22 jul 2019
Arthur Rimbaud - Cuento
Un príncipe estaba molesto por no haberse dedicado nunca más que a la perfección de las generosidades vulgares. Preveía sorprendentes revoluciones del amor, y a sus mujeres las sospechaba capaces de algo mejor que aquella complacencia adornada de cielo y de lujo. Quería ver la verdad, la hora del deseo y de la satisfacción esenciales. Fuera ello o no fuera una aberración de piedad, así lo quiso. Poseía al menos un poder humano bastante amplio.
Todas las mujeres que lo habían conocido fueron asesinadas. ¡Qué saqueo del jardín de la belleza! Bajo el sable, lo bendijeron. Él no encargó otras nuevas. — Las mujeres desaparecieron.
Mató a todos aquellos que lo seguían, después de la caza o de las libaciones. — Todos lo seguían.
Se divirtió degollando animales de lujo. Hizo llamear los palacios. Se abalanzaba sobre las gentes y las cortaba en pedazos. — La multitud, los techos de oro, los bellos animales seguían existiendo.
¡Puede alguien extasiarse en la destrucción, rejuvenecerse por la crueldad! El pueblo no murmuró. Nadie ofreció la contribución de sus opiniones.

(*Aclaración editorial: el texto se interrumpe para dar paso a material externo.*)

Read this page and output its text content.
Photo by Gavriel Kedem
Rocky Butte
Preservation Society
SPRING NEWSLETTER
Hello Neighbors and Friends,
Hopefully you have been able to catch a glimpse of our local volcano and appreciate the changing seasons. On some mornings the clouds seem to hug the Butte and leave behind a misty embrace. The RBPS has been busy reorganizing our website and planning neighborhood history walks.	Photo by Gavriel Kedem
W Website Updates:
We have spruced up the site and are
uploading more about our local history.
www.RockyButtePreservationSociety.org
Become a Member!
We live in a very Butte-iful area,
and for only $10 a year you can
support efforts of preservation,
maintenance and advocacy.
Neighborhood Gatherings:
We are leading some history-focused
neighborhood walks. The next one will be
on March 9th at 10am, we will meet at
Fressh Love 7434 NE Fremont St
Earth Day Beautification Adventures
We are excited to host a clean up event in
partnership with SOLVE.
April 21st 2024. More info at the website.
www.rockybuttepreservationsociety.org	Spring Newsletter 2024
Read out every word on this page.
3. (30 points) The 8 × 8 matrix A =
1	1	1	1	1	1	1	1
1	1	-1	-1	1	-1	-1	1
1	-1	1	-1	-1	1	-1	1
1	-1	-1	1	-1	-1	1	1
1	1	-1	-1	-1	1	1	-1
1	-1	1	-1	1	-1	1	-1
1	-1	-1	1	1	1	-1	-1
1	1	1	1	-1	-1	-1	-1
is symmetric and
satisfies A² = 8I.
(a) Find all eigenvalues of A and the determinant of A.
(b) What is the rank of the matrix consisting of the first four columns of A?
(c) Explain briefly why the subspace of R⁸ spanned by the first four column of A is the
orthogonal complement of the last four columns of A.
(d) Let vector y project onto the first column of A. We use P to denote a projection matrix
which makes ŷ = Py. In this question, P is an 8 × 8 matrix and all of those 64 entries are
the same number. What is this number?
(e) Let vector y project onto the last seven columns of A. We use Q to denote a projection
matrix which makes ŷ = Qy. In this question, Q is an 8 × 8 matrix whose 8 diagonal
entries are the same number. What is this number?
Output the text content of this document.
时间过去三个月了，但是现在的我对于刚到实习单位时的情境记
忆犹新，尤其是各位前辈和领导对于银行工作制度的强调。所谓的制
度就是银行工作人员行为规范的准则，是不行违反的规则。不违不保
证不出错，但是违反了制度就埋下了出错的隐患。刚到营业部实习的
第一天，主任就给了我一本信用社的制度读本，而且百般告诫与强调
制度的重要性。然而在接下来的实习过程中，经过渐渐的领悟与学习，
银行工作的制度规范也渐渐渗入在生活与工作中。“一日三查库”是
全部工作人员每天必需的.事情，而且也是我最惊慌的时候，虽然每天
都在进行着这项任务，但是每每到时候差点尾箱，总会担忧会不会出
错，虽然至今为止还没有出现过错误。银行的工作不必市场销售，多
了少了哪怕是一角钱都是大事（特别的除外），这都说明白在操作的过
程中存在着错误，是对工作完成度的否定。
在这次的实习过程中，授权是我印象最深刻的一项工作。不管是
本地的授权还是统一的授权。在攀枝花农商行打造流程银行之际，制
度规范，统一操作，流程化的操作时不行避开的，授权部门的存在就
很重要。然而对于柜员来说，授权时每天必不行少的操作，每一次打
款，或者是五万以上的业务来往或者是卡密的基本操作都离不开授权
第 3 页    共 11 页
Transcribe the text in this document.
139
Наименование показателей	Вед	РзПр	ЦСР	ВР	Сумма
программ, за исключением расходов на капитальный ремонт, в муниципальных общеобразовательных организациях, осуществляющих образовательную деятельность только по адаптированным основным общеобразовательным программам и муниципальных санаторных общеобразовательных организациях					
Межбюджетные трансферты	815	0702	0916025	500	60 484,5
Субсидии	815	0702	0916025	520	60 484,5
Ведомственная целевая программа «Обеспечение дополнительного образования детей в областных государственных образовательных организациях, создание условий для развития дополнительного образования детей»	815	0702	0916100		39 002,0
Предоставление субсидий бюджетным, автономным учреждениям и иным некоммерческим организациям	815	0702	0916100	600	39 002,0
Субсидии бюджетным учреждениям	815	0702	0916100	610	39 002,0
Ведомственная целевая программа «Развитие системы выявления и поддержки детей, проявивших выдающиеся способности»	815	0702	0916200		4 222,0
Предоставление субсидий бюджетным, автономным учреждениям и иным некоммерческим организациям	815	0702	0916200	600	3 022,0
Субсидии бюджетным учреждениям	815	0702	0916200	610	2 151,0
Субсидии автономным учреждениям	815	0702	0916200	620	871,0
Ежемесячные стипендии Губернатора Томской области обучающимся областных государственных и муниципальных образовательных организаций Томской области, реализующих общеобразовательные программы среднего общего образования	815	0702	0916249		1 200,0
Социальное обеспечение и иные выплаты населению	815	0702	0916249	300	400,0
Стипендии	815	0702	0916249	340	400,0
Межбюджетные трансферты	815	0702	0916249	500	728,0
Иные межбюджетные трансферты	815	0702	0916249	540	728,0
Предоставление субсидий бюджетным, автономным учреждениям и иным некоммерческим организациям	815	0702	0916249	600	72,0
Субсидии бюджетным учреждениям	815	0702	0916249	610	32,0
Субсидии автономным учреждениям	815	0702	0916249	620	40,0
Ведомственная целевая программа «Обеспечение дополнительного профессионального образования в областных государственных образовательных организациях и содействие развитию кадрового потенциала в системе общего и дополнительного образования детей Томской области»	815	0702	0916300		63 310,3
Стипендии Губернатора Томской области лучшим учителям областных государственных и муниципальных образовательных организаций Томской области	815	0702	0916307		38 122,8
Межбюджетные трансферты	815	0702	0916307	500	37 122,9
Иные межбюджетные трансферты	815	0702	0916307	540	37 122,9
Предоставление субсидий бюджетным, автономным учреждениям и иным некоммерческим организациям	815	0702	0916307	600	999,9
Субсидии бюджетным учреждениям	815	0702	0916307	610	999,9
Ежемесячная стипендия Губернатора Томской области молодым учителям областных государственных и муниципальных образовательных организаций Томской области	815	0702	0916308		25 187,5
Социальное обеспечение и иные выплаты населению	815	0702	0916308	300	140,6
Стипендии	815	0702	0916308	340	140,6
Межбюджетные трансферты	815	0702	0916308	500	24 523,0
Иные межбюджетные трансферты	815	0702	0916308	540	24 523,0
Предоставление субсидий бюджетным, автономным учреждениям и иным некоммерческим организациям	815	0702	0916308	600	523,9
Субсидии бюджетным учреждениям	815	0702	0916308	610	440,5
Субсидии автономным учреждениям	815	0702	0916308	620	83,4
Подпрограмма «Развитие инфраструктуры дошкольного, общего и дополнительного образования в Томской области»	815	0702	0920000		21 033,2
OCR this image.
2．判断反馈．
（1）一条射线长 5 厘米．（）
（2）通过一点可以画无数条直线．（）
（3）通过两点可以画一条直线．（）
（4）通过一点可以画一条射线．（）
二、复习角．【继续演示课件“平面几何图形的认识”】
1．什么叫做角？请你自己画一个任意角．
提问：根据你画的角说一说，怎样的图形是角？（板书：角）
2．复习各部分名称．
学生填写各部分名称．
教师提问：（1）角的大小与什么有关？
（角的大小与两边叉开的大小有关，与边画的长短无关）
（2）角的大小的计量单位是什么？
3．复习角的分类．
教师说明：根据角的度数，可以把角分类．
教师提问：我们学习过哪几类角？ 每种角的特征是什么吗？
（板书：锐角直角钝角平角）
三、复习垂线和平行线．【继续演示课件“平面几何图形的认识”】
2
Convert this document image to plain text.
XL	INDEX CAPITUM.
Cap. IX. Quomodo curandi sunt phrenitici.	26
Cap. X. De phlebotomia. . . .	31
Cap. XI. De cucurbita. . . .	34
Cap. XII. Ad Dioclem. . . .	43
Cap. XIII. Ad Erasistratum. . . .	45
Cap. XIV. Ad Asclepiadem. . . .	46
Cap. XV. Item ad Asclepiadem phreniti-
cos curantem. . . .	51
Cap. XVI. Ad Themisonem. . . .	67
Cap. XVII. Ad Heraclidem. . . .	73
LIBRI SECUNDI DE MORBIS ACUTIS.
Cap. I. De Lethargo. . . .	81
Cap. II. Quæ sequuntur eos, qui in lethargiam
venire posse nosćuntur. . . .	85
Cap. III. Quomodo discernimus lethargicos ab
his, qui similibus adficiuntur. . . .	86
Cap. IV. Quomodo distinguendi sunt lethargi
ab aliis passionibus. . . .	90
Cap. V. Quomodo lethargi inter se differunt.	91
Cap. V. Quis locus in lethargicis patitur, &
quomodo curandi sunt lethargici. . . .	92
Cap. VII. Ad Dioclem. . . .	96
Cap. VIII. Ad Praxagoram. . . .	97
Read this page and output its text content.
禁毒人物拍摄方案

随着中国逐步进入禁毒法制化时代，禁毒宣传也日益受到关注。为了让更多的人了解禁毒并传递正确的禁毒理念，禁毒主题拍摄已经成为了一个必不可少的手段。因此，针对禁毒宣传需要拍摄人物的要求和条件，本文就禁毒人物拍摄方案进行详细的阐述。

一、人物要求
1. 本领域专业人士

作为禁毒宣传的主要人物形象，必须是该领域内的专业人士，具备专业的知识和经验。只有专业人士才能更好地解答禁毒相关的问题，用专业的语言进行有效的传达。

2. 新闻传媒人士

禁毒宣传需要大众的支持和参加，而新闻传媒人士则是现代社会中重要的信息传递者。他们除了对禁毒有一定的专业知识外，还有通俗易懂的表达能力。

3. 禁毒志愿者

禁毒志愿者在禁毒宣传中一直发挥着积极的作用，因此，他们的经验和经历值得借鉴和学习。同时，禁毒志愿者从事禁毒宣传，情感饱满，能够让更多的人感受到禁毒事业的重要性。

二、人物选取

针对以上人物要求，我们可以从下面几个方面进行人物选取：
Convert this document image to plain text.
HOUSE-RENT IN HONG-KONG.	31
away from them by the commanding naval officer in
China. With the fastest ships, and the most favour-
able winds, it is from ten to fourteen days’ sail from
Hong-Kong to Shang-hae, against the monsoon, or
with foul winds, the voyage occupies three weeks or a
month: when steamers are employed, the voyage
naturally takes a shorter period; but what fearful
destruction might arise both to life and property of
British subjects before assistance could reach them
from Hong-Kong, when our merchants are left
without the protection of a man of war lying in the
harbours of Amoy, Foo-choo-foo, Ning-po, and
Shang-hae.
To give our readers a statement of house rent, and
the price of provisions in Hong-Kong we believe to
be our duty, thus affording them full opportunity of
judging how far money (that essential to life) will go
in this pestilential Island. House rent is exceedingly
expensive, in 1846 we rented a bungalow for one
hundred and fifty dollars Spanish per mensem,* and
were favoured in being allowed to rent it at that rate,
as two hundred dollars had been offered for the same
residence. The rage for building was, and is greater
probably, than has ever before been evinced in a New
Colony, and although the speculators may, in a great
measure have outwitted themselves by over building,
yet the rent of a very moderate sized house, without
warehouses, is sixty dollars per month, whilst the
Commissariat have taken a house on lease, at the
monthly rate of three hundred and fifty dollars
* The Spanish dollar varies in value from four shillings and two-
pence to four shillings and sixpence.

Una tarde galopaba orgullosamente. Un genio apareció, de belleza inefable, inconfesable incluso. ¡De su fisonomía y su porte se desprendía la promesa de un amor múltiple y complejo! ¡De una felicidad, indecible, insoportable incluso! El Príncipe y el Genio se aniquilaron probablemente en la salud esencial. ¿Cómo no iban a morir por ello? Juntos pues murieron.
Pero el Príncipe falleció, en su palacio, a una edad corriente. El Príncipe era el Genio. El Genio era el Príncipe.